Ainda sobre o pilar da responsabilidade social, as ações de comunicação de publicidade e propaganda, em meio físico ou digital, não podem apresentar afirmações infundadas sobre a possibilidade de ganho ou que deem margem para que as apostas constituem alternativa de emprego, solução de problemas financeiros, fonte de renda ou investimento.

Enfim, no que diz respeito às personalidades conhecidas ou celebridades (influencers de modo geral), é proibida qualquer comunicação que apresentem as apostas como socialmente atraentes ou que sugiram que o jogo contribui para o êxito pessoal ou social

Expansão para Jogos Online

O texto aprovado na Câmara, o PL 3626/2023, restabeleceu a exploração de apostas em eventos virtuais de jogos, ampliando o escopo da regulamentação para além dos eventos reais de temática esportiva, permitindo, também, apostas de quota fixa em eventos virtuais de jogos on-line.

Tal previsão não foi objeto de veto presidencial e permanece no texto publicado no diário oficial. Todavia, impera destacar que o artigo 3°, da Lei 14.790/2023 descreve que as apostas de quota fixa poderão ter por objeto eventos virtuais de jogos on-line (ou seja, quando o multiplicador é definido antes da aposta), o que não se confunde, a priori, com a forma de aposta adotada na quase totalidade dos jogos de crash, cassino ou caça-níqueis tipo slot com jackpots (i.e. Tigrinho, Aviãozinho ou similares), em que o multiplicador é incerto e acaba sendo definido após o depósito do apostador, segundo o entendimento já exposto pelo Ministério da Fazenda.

Por isso mesmo, o debate sobre a legalidade e exploração dos jogos de cassino online não deve ter ponto final com a publicação da Lei em questão, sobretudo porque a realização  de operações ou atividades vedadas, não autorizadas ou em desacordo com a autorização recebida está entre as infrações administrativas previstas no Capítulo X, cuja penalidade pode ser de advertência, multa de até R$ 2.000.000.000,00 (dois bilhões de reais), cassação da autorização, cancelamento do registro, descredenciamento e proibição de obter titularidade de nova autorização, outorga, permissão, credenciamento, registro ou ato de liberação análogo.

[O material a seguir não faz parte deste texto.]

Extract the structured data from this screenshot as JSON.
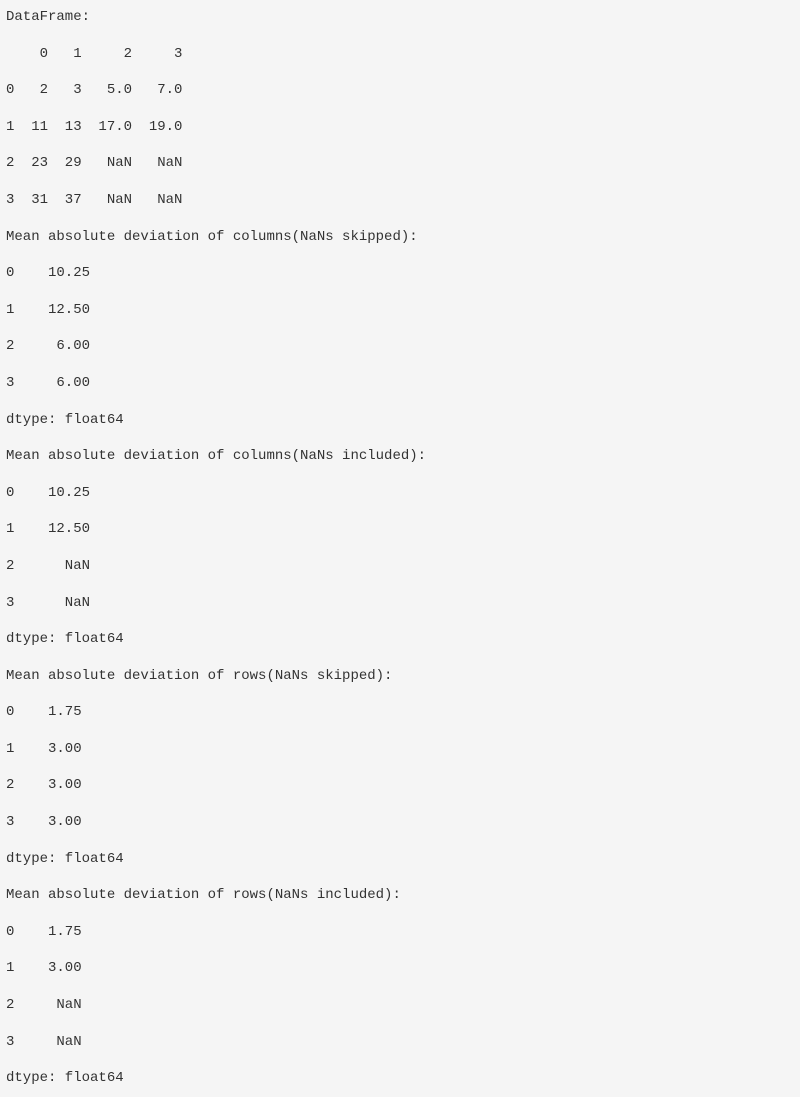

Nota da edição: Em 29 de Julho de 2024 foi editada a PORTARIA SPA/MF Nº 1.207 pelo Ministério da Fazenda que, contrariamente às opiniões externadas anteriormente na mídia, permitiu jogos on-line, como jogos de crash, cassino ou caça-níqueis tipo slot com jackpots (i.e. Tigrinho, Aviãozinho ou similares), desde que respeitem diversos requisitos, como, por exemplo, serem certificados por entidade certificadora cuja capacidade operacional tenha sido reconhecida pela Secretaria de Prêmios e Apostas do Ministério da Fazenda, ser o resultado determinado pelo desfecho de evento futuro aleatório, a partir de um gerador randômico de números, de símbolos, de figuras ou de objetos definido no sistema de regras, bem como ter multiplicador definido na tabela de pagamentos do jogo on-line que evidencia, no momento da efetivação da aposta, as possibilidades de ganho do apostador caso as combinações ou o resultado que sejam objeto da aposta venham a se concretizar (o que caracteriza a quota-fixa).